This visualization demonstrates the least squares problem from two complementary perspectives:

Regression View: See how least squares finds the best-fit line through data points by minimizing the sum of squared residuals
Geometric View: Understand least squares as finding the projection of vector b onto the column space of matrix A

Key Features

Dual View Modes: Switch between regression and geometric perspectives
Interactive Data Points: Drag points in regression view to see solution update
Residual Visualization: See vertical distances from points to fitted line
3D Projection: Visualize Ax-hat as the closest point in Col(A) to b
Error Vector: See e = b - Ax-hat perpendicular to the column space
Method Comparison: Compare Normal Equations, QR, and SVD approaches
Real-time Updates: Solution updates instantly as you modify inputs

The Least Squares Problem

Given an overdetermined system Ax = b (more equations than unknowns), we seek x-hat that minimizes:

\[\|b - Ax\|^2 = \sum_{i=1}^{m} (b_i - (Ax)_i)^2\]

Geometric Interpretation

The solution x-hat satisfies the normal equations:

\[A^T A \hat{x} = A^T b\]

Geometrically:

Ax-hat = projection of b onto Col(A)
e = b - Ax-hat is perpendicular to Col(A)
x-hat minimizes the length of the error vector

For Linear Regression

For fitting y = mx + c to data points (x_i, y_i):

\[A = \begin{bmatrix} 1 & x_1 \\ 1 & x_2 \\ \vdots & \vdots \\ 1 & x_n \end{bmatrix}, \quad b = \begin{bmatrix} y_1 \\ y_2 \\ \vdots \\ y_n \end{bmatrix}, \quad x = \begin{bmatrix} c \\ m \end{bmatrix}\]

How to Use

Regression View

Drag data points to adjust their positions
Watch the best-fit line update in real-time
Toggle Show Residuals to see vertical error lines
Observe the Sum of Squared Residuals (SSR) minimize

Geometric View

Adjust b vector using sliders
Drag to rotate the 3D view
See b (blue), Ax-hat (red), and e (green)
Verify e is perpendicular to the column space plane

Method Comparison

Select different solution methods to understand their trade-offs:

Method	Speed	Stability	Best For
Normal Equations	Fastest	May be unstable	Well-conditioned problems
QR Decomposition	Medium	More stable	General use
SVD Method	Slowest	Most stable	Rank-deficient problems

Learning Objectives

After using this MicroSim, students will be able to:

Explain least squares as finding the projection onto column space
Interpret the error vector as perpendicular to Col(A)
Connect the normal equations to the projection formula
Apply least squares to linear regression problems
Recognize when different solution methods are appropriate

Visual Elements

Element	Color	Meaning
Data points	Blue	Observed data (regression view)
Fitted line	Red	Least squares solution y-hat = mx + c
Residuals	Green dashed	Vertical errors (y - y-hat)
Vector b	Blue	Observation vector (geometric view)
Vector Ax-hat	Red	Projection onto Col(A)
Vector e	Green	Error = b - Ax-hat
Plane	Light blue	Column space of A

Mathematical Insights

Why Perpendicularity?

The minimum occurs when e is perpendicular to Col(A) because:

Moving Ax-hat in any direction within Col(A) would increase ||e||
This is the same as minimizing distance from a point to a plane

The Normal Equations

From e perpendicular to Col(A): \(\(A^T e = 0\)\) \(\(A^T(b - A\hat{x}) = 0\)\) \(\(A^T A \hat{x} = A^T b\)\)

Condition Number Warning

If the condition number of A^T A is large (> 100), the problem is ill-conditioned and:

Small changes in data cause large changes in solution
QR or SVD methods are more reliable than normal equations

Lesson Plan

Introduction (5 minutes)

Motivate with a real example: "Given noisy measurements, how do we find the best trend line?"
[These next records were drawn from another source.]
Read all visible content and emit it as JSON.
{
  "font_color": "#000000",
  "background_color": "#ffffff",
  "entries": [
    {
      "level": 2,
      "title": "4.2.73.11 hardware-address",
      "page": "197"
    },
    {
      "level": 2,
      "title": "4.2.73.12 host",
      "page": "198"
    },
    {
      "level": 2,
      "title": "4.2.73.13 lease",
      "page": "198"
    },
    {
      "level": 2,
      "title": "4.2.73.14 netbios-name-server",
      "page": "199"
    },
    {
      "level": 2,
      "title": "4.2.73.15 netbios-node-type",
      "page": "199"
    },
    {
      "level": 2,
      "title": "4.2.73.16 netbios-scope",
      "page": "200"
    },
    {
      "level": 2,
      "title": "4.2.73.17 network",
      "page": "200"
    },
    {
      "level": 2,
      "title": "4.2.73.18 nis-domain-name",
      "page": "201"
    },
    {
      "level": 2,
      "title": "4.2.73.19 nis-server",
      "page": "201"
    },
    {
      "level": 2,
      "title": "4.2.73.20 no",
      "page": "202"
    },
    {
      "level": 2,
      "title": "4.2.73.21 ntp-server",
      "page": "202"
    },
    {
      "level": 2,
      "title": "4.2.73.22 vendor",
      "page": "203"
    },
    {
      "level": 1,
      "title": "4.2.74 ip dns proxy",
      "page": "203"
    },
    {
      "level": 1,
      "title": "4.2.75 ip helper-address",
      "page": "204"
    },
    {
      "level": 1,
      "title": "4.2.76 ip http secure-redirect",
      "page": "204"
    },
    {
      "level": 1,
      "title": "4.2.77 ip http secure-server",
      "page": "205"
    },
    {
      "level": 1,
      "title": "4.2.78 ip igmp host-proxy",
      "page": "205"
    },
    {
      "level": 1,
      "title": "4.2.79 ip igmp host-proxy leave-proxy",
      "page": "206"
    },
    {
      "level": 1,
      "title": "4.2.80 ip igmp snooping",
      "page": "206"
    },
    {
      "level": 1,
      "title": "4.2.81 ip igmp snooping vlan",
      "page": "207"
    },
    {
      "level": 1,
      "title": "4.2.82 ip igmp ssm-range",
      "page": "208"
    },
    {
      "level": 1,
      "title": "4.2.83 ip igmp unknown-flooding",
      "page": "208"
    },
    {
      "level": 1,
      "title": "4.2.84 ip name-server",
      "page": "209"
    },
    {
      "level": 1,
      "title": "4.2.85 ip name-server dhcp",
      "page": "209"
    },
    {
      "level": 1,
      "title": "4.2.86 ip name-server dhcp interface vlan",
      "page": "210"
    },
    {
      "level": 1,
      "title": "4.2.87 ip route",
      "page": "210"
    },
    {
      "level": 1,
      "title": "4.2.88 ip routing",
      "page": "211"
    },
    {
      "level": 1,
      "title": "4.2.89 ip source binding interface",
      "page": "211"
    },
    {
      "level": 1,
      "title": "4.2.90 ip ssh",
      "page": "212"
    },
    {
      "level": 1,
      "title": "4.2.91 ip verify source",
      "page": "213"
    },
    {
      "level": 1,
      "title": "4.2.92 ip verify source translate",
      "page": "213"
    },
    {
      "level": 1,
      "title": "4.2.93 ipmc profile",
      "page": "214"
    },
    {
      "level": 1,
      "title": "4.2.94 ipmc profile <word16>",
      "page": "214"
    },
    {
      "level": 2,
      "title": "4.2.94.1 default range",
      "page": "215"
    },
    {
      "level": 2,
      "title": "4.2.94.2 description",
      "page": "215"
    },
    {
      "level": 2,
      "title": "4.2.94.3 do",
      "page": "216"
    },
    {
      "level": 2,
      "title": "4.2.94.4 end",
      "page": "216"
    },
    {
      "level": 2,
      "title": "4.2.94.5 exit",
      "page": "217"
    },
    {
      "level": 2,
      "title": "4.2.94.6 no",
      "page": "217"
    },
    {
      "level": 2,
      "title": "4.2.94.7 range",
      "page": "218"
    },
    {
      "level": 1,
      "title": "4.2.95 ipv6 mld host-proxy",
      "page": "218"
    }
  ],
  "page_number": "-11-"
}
Regression View Exploration (10 minutes)

Start with default points
Drag points to see line adjust
Discuss what "best fit" means (minimizing squared errors)
Show that residuals are vertical (why not perpendicular to line?)

Geometric View Exploration (10 minutes)

Switch to geometric view
Explain Col(A) as the space of all possible Ax
Show that b is usually not in Col(A)
Identify Ax-hat as the closest point in Col(A)
Verify e is perpendicular to the plane

Connecting the Views (5 minutes)

Regression: minimize sum of squared residuals
Geometric: minimize ||b - Ax||
Both are the same optimization problem!

Discussion Questions

Why do we square the residuals instead of using absolute values?
What would happen if all data points were collinear?
When might QR be preferred over normal equations?

References

Chapter 9: Solving Linear Systems - Least Squares section
Chapter 7: Matrix Decompositions - QR Decomposition
3Blue1Brown: Least Squares